As I mentioned earlier, one of the goals of an insurance exchange is to provide consumers with a variety of affordable coverage options. What we have seen so far is that all exchanges will be providing consumers with a variety of health products that will meet the needs of most if not all consumers. Additionally, premiums in exchanges across the country in most cases will be less expensive than the traditional non-exchange market. Combine these affordable rates with the premium subsidies and it looks like consumers will have a good variety of affordable health products to choose from. However, future rates will be based on the costs to provide health care to everyone who has health coverage in 2014.
Just as important as affordability is the quality of the coverage being offered on the exchanges. The benefit design of each health product on an exchange will meet the requirements of the essential health benefits (EHBs). The EHBs provide a robust level of coverage for all plans available on an exchange. However, quality cannot be effectively measured until consumers have had sufficient time to evaluate the health plans they have chosen and take the opportunity to provide feedback about the quality of the product. Realistically, it will take about a year to collect and analyze this data before relevant quality data will be available to consumers.
The consumer experience will be a significant factor in determining the success of any exchange. One of the most critical components of an exchange that will impact the consumer experience will be the effectiveness of consumer decision-support tools, which are intended to help consumers choose a plan that best fits their needs or the needs of their family. The sophistication and usability of these tools will vary state by state, as most state-based exchanges are utilizing different technology vendors to provide these tools. Fortunately, many of these decision support tools already exist in the private sector and have been tested and improved upon over many years.
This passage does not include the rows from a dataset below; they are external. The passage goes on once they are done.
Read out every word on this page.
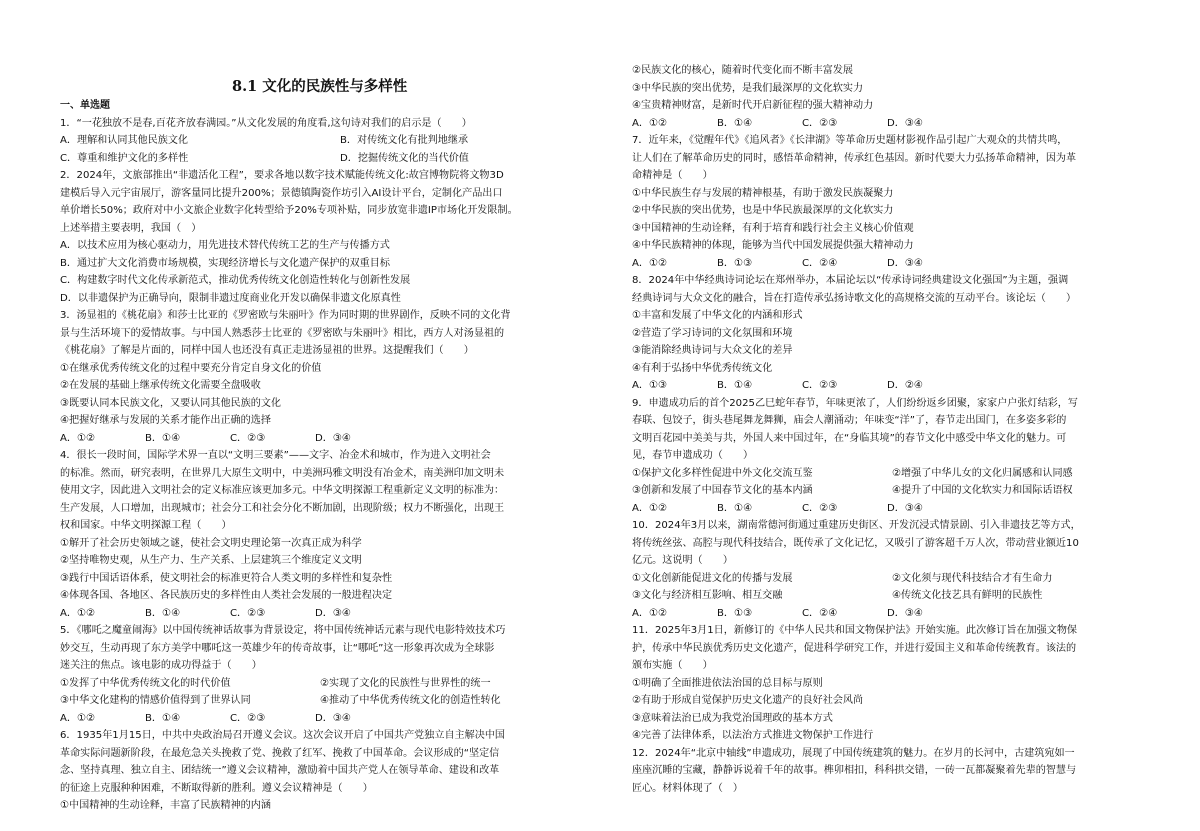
8.1 文化的民族性与多样性
一、单选题
1．“一花独放不是春,百花齐放春满园。”从文化发展的角度看,这句诗对我们的启示是（　　）
A．理解和认同其他民族文化	B．对传统文化有批判地继承
C．尊重和维护文化的多样性	D．挖掘传统文化的当代价值
2．2024年，文旅部推出“非遗活化工程”，要求各地以数字技术赋能传统文化:故宫博物院将文物3D
建模后导入元宇宙展厅，游客量同比提升200%；景德镇陶瓷作坊引入AI设计平台，定制化产品出口
单价增长50%；政府对中小文旅企业数字化转型给予20%专项补贴，同步放宽非遗IP市场化开发限制。
上述举措主要表明，我国（　）
A．以技术应用为核心驱动力，用先进技术替代传统工艺的生产与传播方式
B．通过扩大文化消费市场规模，实现经济增长与文化遗产保护的双重目标
C．构建数字时代文化传承新范式，推动优秀传统文化创造性转化与创新性发展
D．以非遗保护为正确导向，限制非遗过度商业化开发以确保非遗文化原真性
3．汤显祖的《桃花扇》和莎士比亚的《罗密欧与朱丽叶》作为同时期的世界剧作，反映不同的文化背
景与生活环境下的爱情故事。与中国人熟悉莎士比亚的《罗密欧与朱丽叶》相比，西方人对汤显祖的
《桃花扇》了解是片面的，同样中国人也还没有真正走进汤显祖的世界。这提醒我们（　　）
①在继承优秀传统文化的过程中要充分肯定自身文化的价值
②在发展的基础上继承传统文化需要全盘吸收
③既要认同本民族文化，又要认同其他民族的文化
④把握好继承与发展的关系才能作出正确的选择
A．①②	B．①④	C．②③	D．③④
4．很长一段时间，国际学术界一直以“文明三要素”——文字、冶金术和城市，作为进入文明社会
的标准。然而，研究表明，在世界几大原生文明中，中美洲玛雅文明没有冶金术，南美洲印加文明未
使用文字，因此进入文明社会的定义标准应该更加多元。中华文明探源工程重新定义文明的标准为：
生产发展，人口增加，出现城市；社会分工和社会分化不断加剧，出现阶级；权力不断强化，出现王
权和国家。中华文明探源工程（　　）
①解开了社会历史领域之谜，使社会文明史理论第一次真正成为科学
②坚持唯物史观，从生产力、生产关系、上层建筑三个维度定义文明
③践行中国话语体系，使文明社会的标准更符合人类文明的多样性和复杂性
④体现各国、各地区、各民族历史的多样性由人类社会发展的一般进程决定
A．①②	B．①④	C．②③	D．③④
5．《哪吒之魔童闹海》以中国传统神话故事为背景设定，将中国传统神话元素与现代电影特效技术巧
妙交互，生动再现了东方美学中哪吒这一英雄少年的传奇故事，让“哪吒”这一形象再次成为全球影
迷关注的焦点。该电影的成功得益于（　　）
①发挥了中华优秀传统文化的时代价值	②实现了文化的民族性与世界性的统一
③中华文化建构的情感价值得到了世界认同	④推动了中华优秀传统文化的创造性转化
A．①②	B．①④	C．②③	D．③④
6．1935年1月15日，中共中央政治局召开遵义会议。这次会议开启了中国共产党独立自主解决中国
革命实际问题新阶段，在最危急关头挽救了党、挽救了红军、挽救了中国革命。会议形成的“坚定信
念、坚持真理、独立自主、团结统一”遵义会议精神，激励着中国共产党人在领导革命、建设和改革
的征途上克服种种困难，不断取得新的胜利。遵义会议精神是（　　）
①中国精神的生动诠释，丰富了民族精神的内涵
②民族文化的核心，随着时代变化而不断丰富发展
③中华民族的突出优势，是我们最深厚的文化软实力
④宝贵精神财富，是新时代开启新征程的强大精神动力
A．①②	B．①④	C．②③	D．③④
7．近年来，《觉醒年代》《追风者》《长津湖》等革命历史题材影视作品引起广大观众的共情共鸣，
让人们在了解革命历史的同时，感悟革命精神，传承红色基因。新时代要大力弘扬革命精神，因为革
命精神是（　　）
①中华民族生存与发展的精神根基，有助于激发民族凝聚力
②中华民族的突出优势，也是中华民族最深厚的文化软实力
③中国精神的生动诠释，有利于培育和践行社会主义核心价值观
④中华民族精神的体现，能够为当代中国发展提供强大精神动力
A．①②	B．①③	C．②④	D．③④
8．2024年中华经典诗词论坛在郑州举办，本届论坛以“传承诗词经典建设文化强国”为主题，强调
经典诗词与大众文化的融合，旨在打造传承弘扬诗歌文化的高规格交流的互动平台。该论坛（　　）
①丰富和发展了中华文化的内涵和形式
②营造了学习诗词的文化氛围和环境
③能消除经典诗词与大众文化的差异
④有利于弘扬中华优秀传统文化
A．①③	B．①④	C．②③	D．②④
9．申遗成功后的首个2025乙巳蛇年春节，年味更浓了，人们纷纷返乡团聚，家家户户张灯结彩，写
春联、包饺子，街头巷尾舞龙舞狮，庙会人潮涌动；年味变“洋”了，春节走出国门，在多姿多彩的
文明百花园中美美与共，外国人来中国过年，在“身临其境”的春节文化中感受中华文化的魅力。可
见，春节申遗成功（　　）
①保护文化多样性促进中外文化交流互鉴	②增强了中华儿女的文化归属感和认同感
③创新和发展了中国春节文化的基本内涵	④提升了中国的文化软实力和国际话语权
A．①②	B．①④	C．②③	D．③④
10．2024年3月以来，湖南常德河街通过重建历史街区、开发沉浸式情景剧、引入非遗技艺等方式，
将传统丝弦、高腔与现代科技结合，既传承了文化记忆，又吸引了游客超千万人次，带动营业额近10
亿元。这说明（　　）
①文化创新能促进文化的传播与发展	②文化须与现代科技结合才有生命力
③文化与经济相互影响、相互交融	④传统文化技艺具有鲜明的民族性
A．①②	B．①③	C．②④	D．③④
11．2025年3月1日，新修订的《中华人民共和国文物保护法》开始实施。此次修订旨在加强文物保
护，传承中华民族优秀历史文化遗产，促进科学研究工作，并进行爱国主义和革命传统教育。该法的
颁布实施（　　）
①明确了全面推进依法治国的总目标与原则
②有助于形成自觉保护历史文化遗产的良好社会风尚
③意味着法治已成为我党治国理政的基本方式
④完善了法律体系，以法治方式推进文物保护工作进行
12．2024年“北京中轴线”申遗成功，展现了中国传统建筑的魅力。在岁月的长河中，古建筑宛如一
座座沉睡的宝藏，静静诉说着千年的故事。榫卯相扣，科科拱交错，一砖一瓦都凝聚着先辈的智慧与
匠心。材料体现了（　）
Will The Exchanges Work? Yes, But The Enrollment Process Will Initially Be Rocky
Now that we have a better sense of how an exchange works and some of the potential challenges it is time to answer the question: Will exchanges work? As you most likely suspected, the answer is not a simple yes or no. Exchanges will work, but there will be significant challenges that consumers will encounter during the enrollment process. Let’s take a look at what some of these challenges will be.
Many consumers will experience delays with enrollment based on their specific eligibility scenarios. For some consumers, these delays could be as long as a couple of days to a couple of weeks — the more complex the eligibility scenario the longer the enrollment process will take. Part of the delay will be due to technical issues at both the state and federal levels. However, it is anticipated that many of these issues will be resolved relatively quickly.
The lack of robust outreach, education, and customer service is a concern and could result in consumers waiting for an available navigator, in-person assistor, or call center customer service representative, thus increasing the time it takes for a consumer to complete the enrollment process. Additionally, if Navigators or in-person assistors lack the necessary training this, too, could delay enrollment as consumers wait to get their questions answered.
So while all exchanges will open on October 1st, it is highly anticipated that enrollment will initially be rocky and slow for most consumers. I believe that baseline functionality of state-based exchanges will be up and running, but it can be expected that due to the challenges outlined above, very few states will have comprehensive working exchanges on October 1st.